Desaprendemos o olhar. Todas essas lembranças que trazemos de nossas acinzentadas metrópoles são apagadas aqui – se deixarmos, é claro – com uma nova maneira de respirar, de observar e de avistar o voo do pássaro, os albatrozes como são chamados, até que eles desapareçam em meio ao glacial, ou detrás do navio Via Australis. Em resumo, é preciso que se dê tempo ao tempo, bater menos fotos, falar menos e gravar as imagens no facebook da mente.

Aqui, a América do Sul se despedaça em centenas de ilhas e ilhotas de pedra e gelo e seus moradores, elefantes-marinhos, pinguins, castores e esses albatrozes nos dão as boas-vindas. Neste final de outubro, quando a pseudo-primavera começa, eles surgem com mais intensidade nas margens dos canais para nos observar e serem observados.

Café dos madrugadores

O Diário de bordo do navio Via Australis informa que o sol levanta às 6h59 e se põe às 20h09 deste dia 11 de outubro. Fui tomar o café dos madrugadores, servido a partir das 7 horas no Salão Yamana. Lá só encontrei ingleses tomando seu chá matinal.

Na manhã deste segundo dia, navegaremos pelos canais que desenham o Parque Karukinka, que na língua dos yagan, povos primitivos daqui, quer dizer “Nossa Terra”. Descerermos no cerne desta Terra do Fogo.

(…)

Embarcamos. As cores laranja dos salva-vida se destacam a centenas de metros. Os rios de neve que descem do topo da cordilheira chocam com nossos rostos durante a travessia. O ronco do motor do Zodiac rasga a água semi-congelada e agita a manhã de sol frio.

Para enfrentarmos esse ambiente com o mínimo de conforto é preciso vestir roupas impermeáveis, botas de trekking, gorro, luva e estarmos prontos para o que é colossal. As imagens não cabem na grande angular da máquina fotográfica, as rajadas de vento surgem como grandes lambadas de uma cauda onipresente chamada clima patagônico.

A pele tropical se retrai.

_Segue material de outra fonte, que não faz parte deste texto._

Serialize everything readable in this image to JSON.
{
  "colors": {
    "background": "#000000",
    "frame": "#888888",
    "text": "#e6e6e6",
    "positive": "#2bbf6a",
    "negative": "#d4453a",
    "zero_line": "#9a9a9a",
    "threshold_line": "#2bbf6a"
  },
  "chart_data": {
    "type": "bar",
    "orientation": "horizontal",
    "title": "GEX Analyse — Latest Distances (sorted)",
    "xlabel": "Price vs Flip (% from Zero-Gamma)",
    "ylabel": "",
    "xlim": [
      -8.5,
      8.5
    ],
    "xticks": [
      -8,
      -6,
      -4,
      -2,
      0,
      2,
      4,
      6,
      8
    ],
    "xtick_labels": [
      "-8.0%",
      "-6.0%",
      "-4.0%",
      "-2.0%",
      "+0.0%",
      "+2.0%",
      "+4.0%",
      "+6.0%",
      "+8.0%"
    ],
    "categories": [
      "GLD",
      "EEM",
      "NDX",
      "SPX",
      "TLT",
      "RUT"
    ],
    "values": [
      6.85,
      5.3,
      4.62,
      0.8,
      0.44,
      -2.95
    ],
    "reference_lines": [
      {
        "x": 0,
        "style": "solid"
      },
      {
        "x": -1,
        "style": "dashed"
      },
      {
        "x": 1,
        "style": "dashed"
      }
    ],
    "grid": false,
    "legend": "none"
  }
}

À medida que o corpo vai se adaptando ao macro-clima dos glaciares, os olhos penetram mais fundo na cútis da montanha, despindo-a, lentamente.

Os olhos, porta de entrada dos sentidos, à medida que se adapta ao campo branco que se espraia de uma ponta a outra do glacial, percebe a sutileza das correntes de ar que determinam o bailado das gaivotas. Não é o pássaro que voa, mas são os feixes de vento que o sustentam no ar.

Cada vez menor, o Via Australis, desaparece entre a bruma que o bote deixa para trás.